Stalagmite-based paleofire reconstruction using organic biomarkers: a case study from cave KNI-51, tropical Western Australia

Contemporary human activity is altering rates and intensities of wildfire, but the nature of fire activity prior to the modern era is poorly understood. Here we investigate the utility of a novel paleofire proxy: trace pyrogenic organic compounds in stalagmites. Polycyclic aromatic hydrocarbons (PAHs) are linked to burning of biomass and are transported downward through soil and bedrock by infiltrating rainwater and incorporated into stalagmites in underlying caves. We couple PAHs with n-alkanes, which may be used to infer past vegetation conditions, to provide complementary evidence of fire. In this pilot study, we have so far analyzed three fast-growing and precisely-dated aragonite stalagmites from KNI-51, a shallow cave in the fire-prone tropical savanna of Western Australia. The thin layer of fractured bedrock above the stalagmite chamber, coupled with a minimal soil layer allows quick transfer of combustion products to the cave system. To test the stalagmite-paleofire link, we performed several experiments. First, we assessed the possibility of surface contamination on the stalagmites by measuring PAH and n-alkane abundances and distributions in sequential digestions.

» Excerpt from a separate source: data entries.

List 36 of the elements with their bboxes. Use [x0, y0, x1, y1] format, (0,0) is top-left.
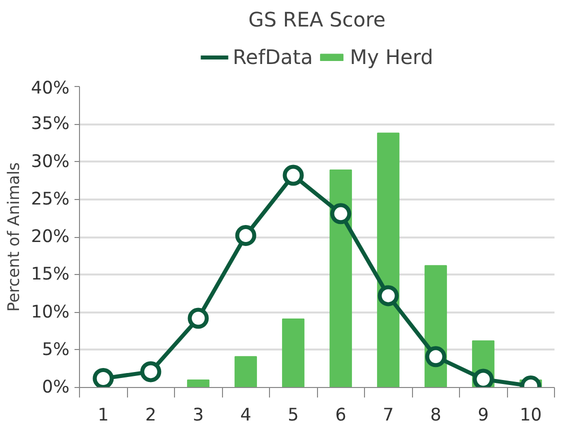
x-tick-label: 2 [145, 406, 156, 426]
point [425, 346, 446, 368]
bar [234, 356, 257, 388]
x-tick-label: 1 [98, 406, 109, 426]
y-tick-label: 10% [30, 302, 70, 322]
point [330, 203, 352, 224]
legend-label: My Herd [350, 45, 434, 69]
y-tick-label: 40% [30, 78, 70, 98]
point [378, 285, 399, 306]
y-tick-label: 35% [30, 114, 70, 134]
chart-title: GS REA Score [248, 8, 386, 32]
x-tick-label: 7 [382, 406, 394, 426]
bar [282, 318, 304, 388]
y-tick-label: 20% [30, 227, 70, 247]
x-tick-label: 6 [335, 406, 346, 426]
bar [377, 132, 400, 388]
y-tick-label: 25% [30, 189, 70, 210]
point [92, 368, 114, 388]
legend-label: RefData [232, 45, 313, 69]
point [282, 164, 304, 186]
y-tick-label: 5% [42, 340, 70, 360]
x-tick-label: 8 [430, 406, 442, 426]
point [235, 225, 256, 246]
x-tick-label: 4 [240, 406, 252, 426]
bar [330, 170, 352, 388]
x-tick-label: 3 [192, 406, 204, 426]
y-axis-title: Percent of Animals [4, 162, 23, 312]
x-tick-label: 5 [288, 406, 299, 426]
point [188, 308, 209, 329]
x-tick-label: 9 [478, 406, 489, 426]
y-tick-label: 15% [30, 264, 70, 285]
y-tick-label: 0% [42, 378, 70, 398]
x-tick-label: 10 [520, 406, 542, 426]
bar [187, 379, 210, 388]
y-tick-label: 30% [30, 152, 70, 172]
point [140, 361, 162, 382]
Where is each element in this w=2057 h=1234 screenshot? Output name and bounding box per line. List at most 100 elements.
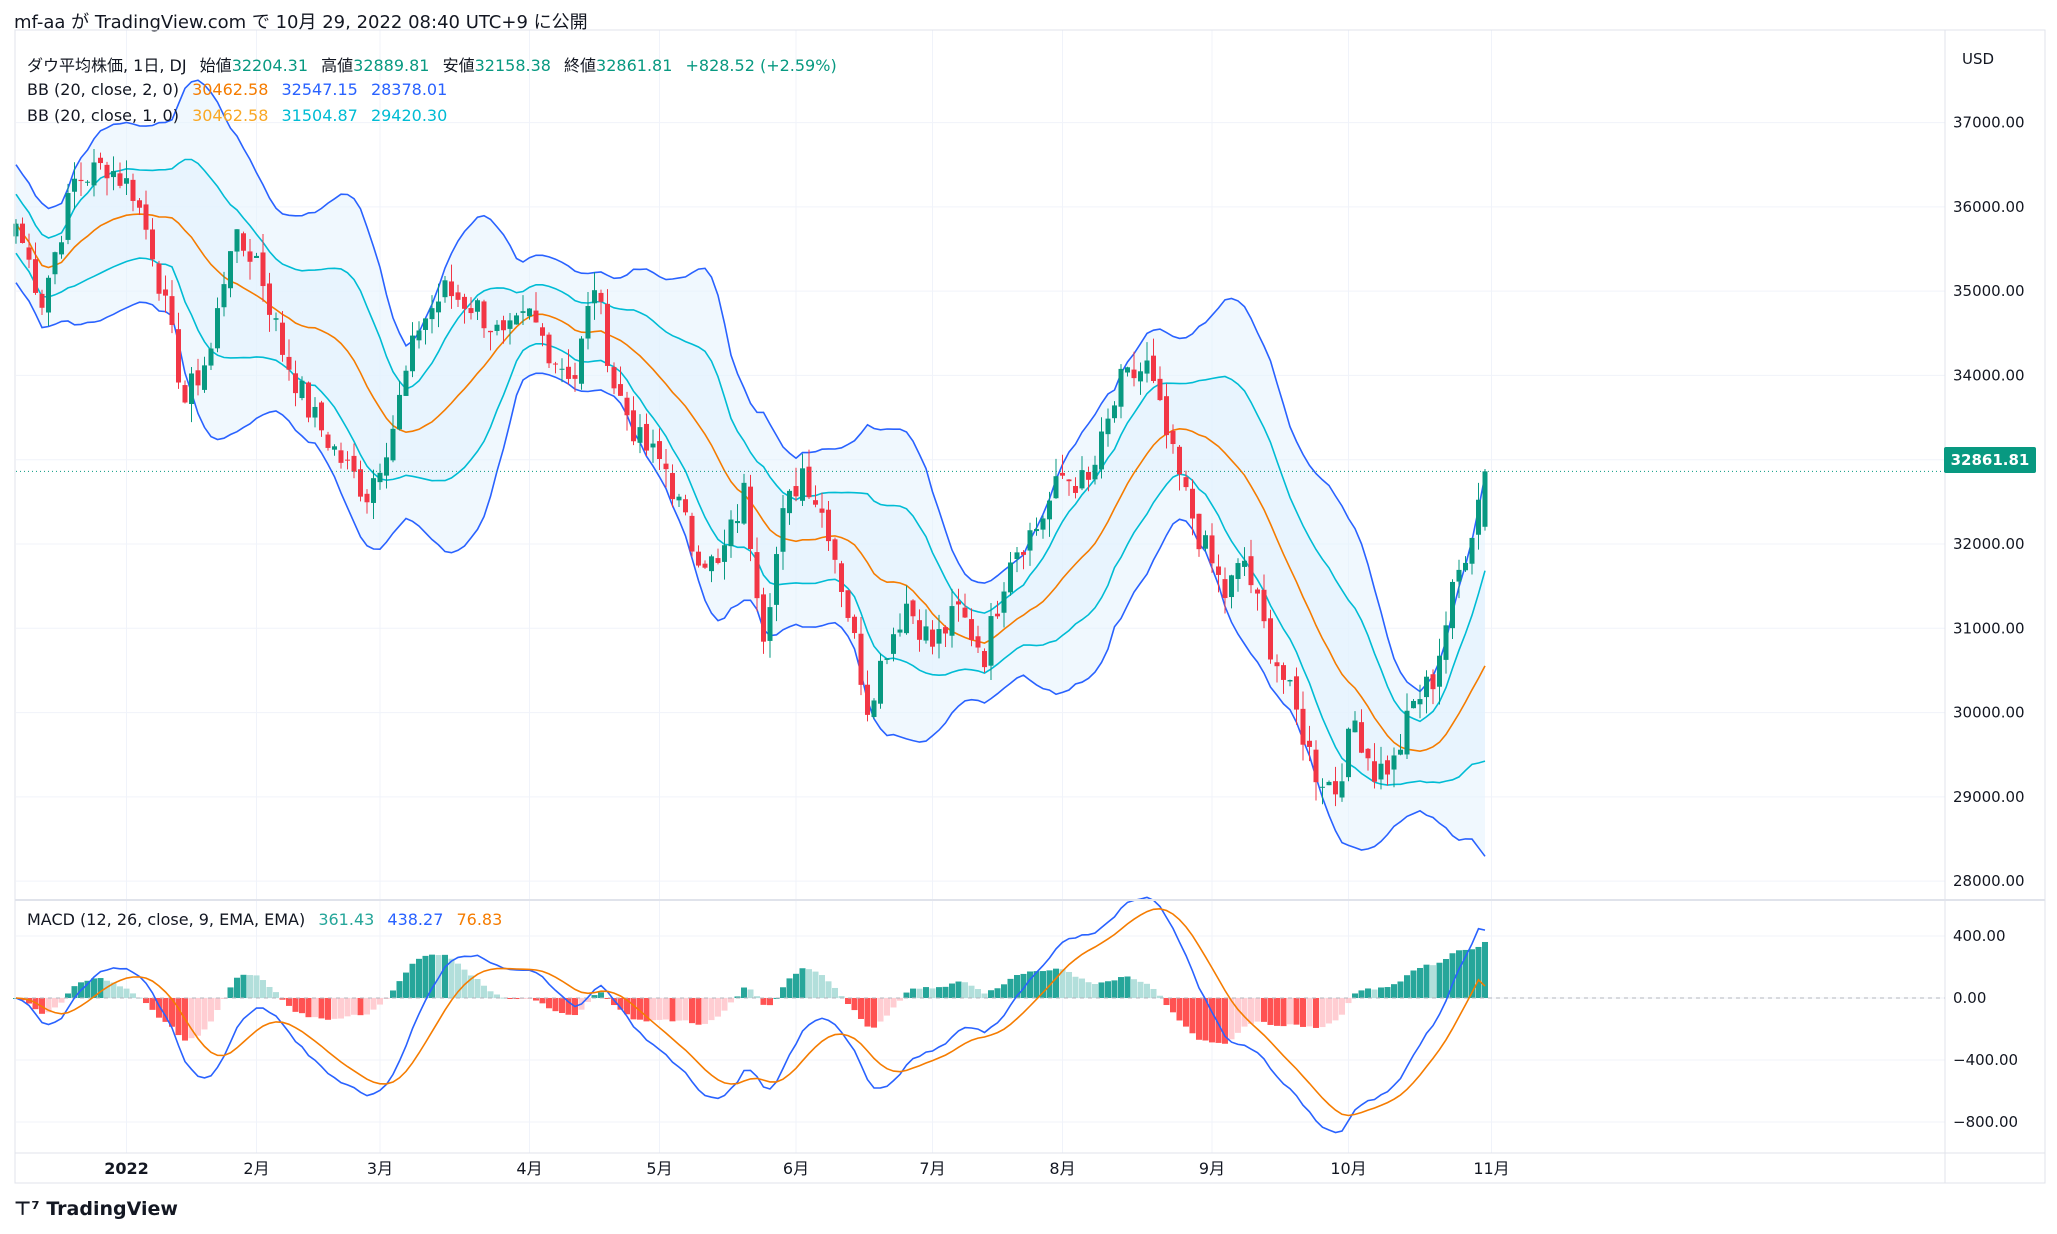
macd-histogram-bar — [1098, 982, 1105, 998]
macd-histogram-bar — [760, 998, 767, 1005]
candle — [1021, 552, 1026, 555]
candle — [1430, 674, 1436, 690]
candle — [364, 493, 370, 503]
price-tick-label: 35000.00 — [1953, 282, 2025, 300]
macd-histogram-bar — [149, 998, 156, 1010]
candle — [1456, 569, 1462, 582]
candle — [449, 281, 454, 297]
macd-histogram-bar — [91, 978, 97, 998]
macd-histogram-bar — [942, 986, 949, 998]
macd-histogram-bar — [1001, 984, 1007, 998]
macd-histogram-bar — [1326, 998, 1332, 1024]
macd-histogram-bar — [1183, 998, 1189, 1027]
macd-histogram-bar — [351, 998, 357, 1015]
macd-histogram-bar — [195, 998, 201, 1036]
candle — [338, 450, 344, 463]
price-tick-label: 37000.00 — [1953, 114, 2025, 132]
candle — [722, 545, 727, 562]
time-tick-label: 2月 — [243, 1159, 269, 1178]
candle — [1196, 513, 1202, 550]
candle — [1339, 781, 1345, 798]
macd-histogram-bar — [318, 998, 325, 1019]
candle — [774, 554, 779, 605]
candle — [351, 455, 357, 472]
candle — [1469, 537, 1475, 564]
candle — [228, 251, 233, 289]
macd-histogram-bar — [416, 958, 422, 998]
candle — [878, 660, 883, 704]
macd-histogram-bar — [1267, 998, 1274, 1025]
macd-histogram-bar — [156, 998, 162, 1018]
candle — [429, 308, 435, 320]
macd-histogram-bar — [994, 988, 1001, 998]
candle — [585, 306, 591, 339]
macd-histogram-bar — [663, 998, 669, 1020]
macd-histogram-bar — [767, 998, 773, 1006]
macd-histogram-bar — [1306, 998, 1313, 1027]
candle — [715, 558, 721, 563]
legend-low: 32158.38 — [474, 56, 551, 75]
macd-histogram-bar — [741, 987, 747, 998]
candle — [293, 373, 298, 394]
last-price-tag: 32861.81 — [1944, 447, 2036, 473]
macd-histogram-bar — [279, 998, 286, 1000]
candle — [735, 521, 740, 524]
macd-histogram-bar — [1085, 982, 1092, 998]
legend-macd: MACD (12, 26, close, 9, EMA, EMA) 361.43… — [27, 910, 510, 929]
time-tick-label: 5月 — [646, 1159, 672, 1178]
candle — [806, 466, 812, 498]
candle — [208, 348, 214, 366]
macd-histogram-bar — [429, 954, 435, 998]
candle — [1001, 591, 1007, 613]
candle — [572, 375, 578, 379]
macd-histogram-bar — [1449, 953, 1456, 998]
macd-histogram-bar — [468, 975, 474, 998]
macd-histogram-bar — [689, 998, 695, 1024]
candle — [891, 634, 896, 654]
candle — [442, 280, 448, 298]
legend-bb1-basis: 30462.58 — [192, 106, 269, 125]
candle — [975, 636, 981, 648]
candle — [1040, 518, 1046, 530]
macd-histogram-bar — [1254, 998, 1261, 1022]
macd-histogram-bar — [897, 998, 903, 1001]
macd-histogram-bar — [500, 997, 507, 999]
macd-histogram-bar — [656, 998, 663, 1020]
macd-histogram-bar — [234, 977, 240, 998]
macd-histogram-bar — [253, 975, 260, 998]
candle — [247, 251, 253, 262]
candle — [501, 320, 506, 331]
candle — [189, 373, 194, 404]
macd-histogram-bar — [1417, 967, 1423, 998]
price-tick-label: 29000.00 — [1953, 788, 2025, 806]
candle — [26, 247, 32, 260]
macd-histogram-bar — [370, 998, 377, 1010]
candle — [221, 284, 227, 308]
macd-histogram-bar — [565, 998, 572, 1015]
macd-histogram-bar — [1443, 959, 1449, 998]
candle — [553, 363, 558, 365]
candle — [969, 619, 974, 640]
candle — [1411, 700, 1416, 709]
macd-histogram-bar — [130, 993, 136, 998]
macd-histogram-bar — [266, 987, 273, 998]
macd-histogram-bar — [851, 998, 858, 1011]
macd-histogram-bar — [838, 996, 845, 998]
candle — [741, 482, 747, 524]
macd-histogram-bar — [1092, 984, 1098, 998]
macd-histogram-bar — [331, 998, 338, 1019]
macd-histogram-bar — [695, 998, 702, 1025]
macd-histogram-bar — [799, 968, 806, 998]
legend-low-label: 安値 — [442, 56, 475, 75]
candle — [286, 356, 292, 370]
macd-histogram-bar — [871, 998, 877, 1028]
candle — [1014, 552, 1020, 560]
macd-tick-label: −800.00 — [1953, 1113, 2018, 1131]
legend-close: 32861.81 — [596, 56, 673, 75]
candle — [923, 626, 929, 641]
candle — [787, 490, 792, 514]
candle — [397, 394, 402, 430]
candle — [1385, 760, 1390, 775]
time-tick-label: 3月 — [367, 1159, 393, 1178]
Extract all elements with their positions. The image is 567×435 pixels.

Second, because KNI-51 often floods and flood sediment is incorporated into the stalagmites, target compounds were measured in soils above the cave, sediments lining the stalagmite chamber floor, and flood-derived sediment incorporated within stalagmites as possible sources of these organic compounds. Third, we considered as additional sources other possible biological and geological influences, such as regional oil and gas fields or microbial activity. And fourth, satellite-mapped fires occurring proximal to the cave were correlated to PAH abundances in a recently active portion of one stalagmite. The results support the contention that PAHs and n-alkanes in KNI-51 stalagmite carbonate likely reflect paleofire activity. While flood sediment contains PAHs, no significant correlation was found between target compounds and the presence of flood layers. We argue that biomass burning and the consequent fire-induced breakdown and particle deposition are the main sources of target organic compounds in these stalagmites. Given that karst is present in many fire-prone environments, and that stalagmites can be precisely dated and grow continuously for millennia, the potential utility of a stalagmite-based paleofire proxy is high.